Covid19 - Subventions - maintien partiel.

Une association qui doit annuler une manifestation ayant fait l’objet de l’attribution d’une subvention pourra-t-elle continuer à bénéficier de cette subvention ?

Oui, en partie.

Les collectivités peuvent maintenir le versement d’une partie de la subvention rattachée à un projet, un évènement ou une manifestation annulée du fait de la crise sanitaire pour permettre à l’association de payer les frais fixes liés à l’organisation de la manifestation (article 24 de la loi n°2020-473 du 25 avril 2020 de finances rectificative pour 2020).

Dans ce cas, la subvention versée est limitée aux dépenses éligibles effectivement décaissées à l'occasion de ce projet, de cet événement ou de cette manifestation dont atteste le bénéficiaire.
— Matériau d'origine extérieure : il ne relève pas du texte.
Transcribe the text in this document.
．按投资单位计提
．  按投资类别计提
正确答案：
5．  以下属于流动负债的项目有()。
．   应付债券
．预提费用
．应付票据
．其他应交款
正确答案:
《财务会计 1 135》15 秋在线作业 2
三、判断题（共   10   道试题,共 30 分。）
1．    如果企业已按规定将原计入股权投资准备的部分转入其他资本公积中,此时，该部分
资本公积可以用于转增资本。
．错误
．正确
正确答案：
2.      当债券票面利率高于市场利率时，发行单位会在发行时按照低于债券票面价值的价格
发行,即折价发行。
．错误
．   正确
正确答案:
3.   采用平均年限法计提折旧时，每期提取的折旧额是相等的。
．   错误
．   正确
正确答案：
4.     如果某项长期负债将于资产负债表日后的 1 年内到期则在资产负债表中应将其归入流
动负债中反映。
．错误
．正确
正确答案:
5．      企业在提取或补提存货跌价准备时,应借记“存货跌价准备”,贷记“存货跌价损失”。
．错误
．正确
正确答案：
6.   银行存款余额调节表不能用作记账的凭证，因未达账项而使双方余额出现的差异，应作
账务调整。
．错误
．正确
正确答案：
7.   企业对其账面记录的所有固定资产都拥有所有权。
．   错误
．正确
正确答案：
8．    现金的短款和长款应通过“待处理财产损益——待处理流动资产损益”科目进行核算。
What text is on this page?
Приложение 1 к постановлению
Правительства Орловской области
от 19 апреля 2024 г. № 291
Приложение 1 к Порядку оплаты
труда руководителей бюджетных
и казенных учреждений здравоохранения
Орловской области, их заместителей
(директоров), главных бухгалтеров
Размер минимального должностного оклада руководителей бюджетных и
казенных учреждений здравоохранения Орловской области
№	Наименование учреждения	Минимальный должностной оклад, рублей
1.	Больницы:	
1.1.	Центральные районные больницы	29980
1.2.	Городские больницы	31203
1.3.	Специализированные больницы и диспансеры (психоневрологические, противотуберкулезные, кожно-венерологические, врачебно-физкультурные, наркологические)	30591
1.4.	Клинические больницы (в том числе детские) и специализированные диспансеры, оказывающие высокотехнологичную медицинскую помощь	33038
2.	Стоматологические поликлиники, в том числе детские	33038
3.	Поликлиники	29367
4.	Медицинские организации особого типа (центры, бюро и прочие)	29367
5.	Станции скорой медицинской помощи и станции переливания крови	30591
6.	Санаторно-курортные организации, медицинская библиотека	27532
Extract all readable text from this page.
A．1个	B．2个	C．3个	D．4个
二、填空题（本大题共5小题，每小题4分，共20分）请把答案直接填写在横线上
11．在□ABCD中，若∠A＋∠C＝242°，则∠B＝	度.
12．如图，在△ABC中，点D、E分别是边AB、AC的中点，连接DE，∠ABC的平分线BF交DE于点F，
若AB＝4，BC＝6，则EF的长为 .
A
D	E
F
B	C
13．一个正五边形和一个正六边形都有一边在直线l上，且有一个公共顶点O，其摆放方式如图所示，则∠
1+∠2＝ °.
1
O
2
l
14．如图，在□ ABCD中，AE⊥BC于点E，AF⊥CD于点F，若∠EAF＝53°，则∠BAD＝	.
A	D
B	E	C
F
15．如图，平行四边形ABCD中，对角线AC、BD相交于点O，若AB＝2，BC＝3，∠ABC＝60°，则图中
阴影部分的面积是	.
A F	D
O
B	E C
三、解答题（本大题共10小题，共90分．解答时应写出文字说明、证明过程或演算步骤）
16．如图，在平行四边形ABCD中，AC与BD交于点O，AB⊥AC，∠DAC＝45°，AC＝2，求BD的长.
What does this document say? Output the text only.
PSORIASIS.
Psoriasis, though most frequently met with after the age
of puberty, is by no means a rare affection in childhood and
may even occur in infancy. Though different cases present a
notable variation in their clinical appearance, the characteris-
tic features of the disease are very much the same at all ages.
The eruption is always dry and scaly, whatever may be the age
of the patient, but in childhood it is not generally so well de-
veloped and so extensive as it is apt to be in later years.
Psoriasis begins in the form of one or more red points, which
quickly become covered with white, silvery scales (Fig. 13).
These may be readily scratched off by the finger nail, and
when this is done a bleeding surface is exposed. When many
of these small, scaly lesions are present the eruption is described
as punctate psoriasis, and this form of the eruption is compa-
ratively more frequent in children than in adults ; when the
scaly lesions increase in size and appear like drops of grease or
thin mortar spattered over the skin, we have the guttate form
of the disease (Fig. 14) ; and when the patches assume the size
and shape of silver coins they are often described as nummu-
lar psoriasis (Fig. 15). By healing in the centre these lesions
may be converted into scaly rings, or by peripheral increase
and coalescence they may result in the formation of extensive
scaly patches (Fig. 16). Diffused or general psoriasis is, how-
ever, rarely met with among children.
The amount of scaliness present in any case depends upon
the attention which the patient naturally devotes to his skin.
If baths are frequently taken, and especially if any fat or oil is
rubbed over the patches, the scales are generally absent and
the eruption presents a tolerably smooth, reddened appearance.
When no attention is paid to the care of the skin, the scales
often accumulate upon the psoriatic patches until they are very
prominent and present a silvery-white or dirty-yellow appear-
Cette disposition s'applique aux projets, événements ou manifestations annulés durant la période de mise en oeuvre de l'état d'urgence sanitaire déclaré dans les conditions fixées à l'article 4 de la loi n° 2020-290 du 23 mars 2020 d'urgence pour faire face à l'épidémie de covid-19.

Quel est le régime des indemnités de fonction des élus à appliquer dans ce contexte de crise sanitaire qui a nécessité un report du second tour des élections ?

Le versement des indemnités de fonction des élus va dépendre de la situation dans laquelle la collectivité ou l’EPCI se situe au regard des élections municipales et communautaires. La note de la DGCL, mise à jour au 9 avril 2020, précise les effets de la loi d‘urgence sanitaire du 23 mars 2020 sur les indemnités de fonction des élus en fonction de ces différentes situations.

Par principe, les indemnités de fonction versées aux élus locaux suivent les dates de début et de fin du mandat auquel elles correspondent. Dès lors, les indemnités de fonction des élus sortants doivent être maintenues si ces élus exercent encore leurs fonctions, tandis que les nouveaux élus ne pourront bénéficier d’indemnités de fonction qu’à compter du début réel de leur mandat.

Un décret est attendu afin de fixer la date d’entrée en fonction des personnes élues au premier tour. 

En cette période de crise sanitaire, qui a impliqué un report du second tour des élections municipales et communautaires, plusieurs situations sont donc à envisager.

Pour les communes :

  • Une majorité de communes ont vu leur conseil municipal élu au complet dès le 1er tour. Leur entrée en fonction sera fixée par un décret qui devrait être pris prochainement. Les élus sortants conservent leurs indemnités de fonction jusqu’à cette date.
  • Pour les communes où un 2nd tour doit nécessairement être organisé, les conseillers sortants conservent leur indemnité de fonction jusqu’à cette date.

Pour les EPCI :

Dans l’attente du décret à paraitre sur l’entrée en fonction des personnes élues au 1er tour, le président et les vice-présidents en exercice sont maintenus en fonction jusqu’à la date de la première réunion du conseil communautaire tel que résultant du 2nd tour.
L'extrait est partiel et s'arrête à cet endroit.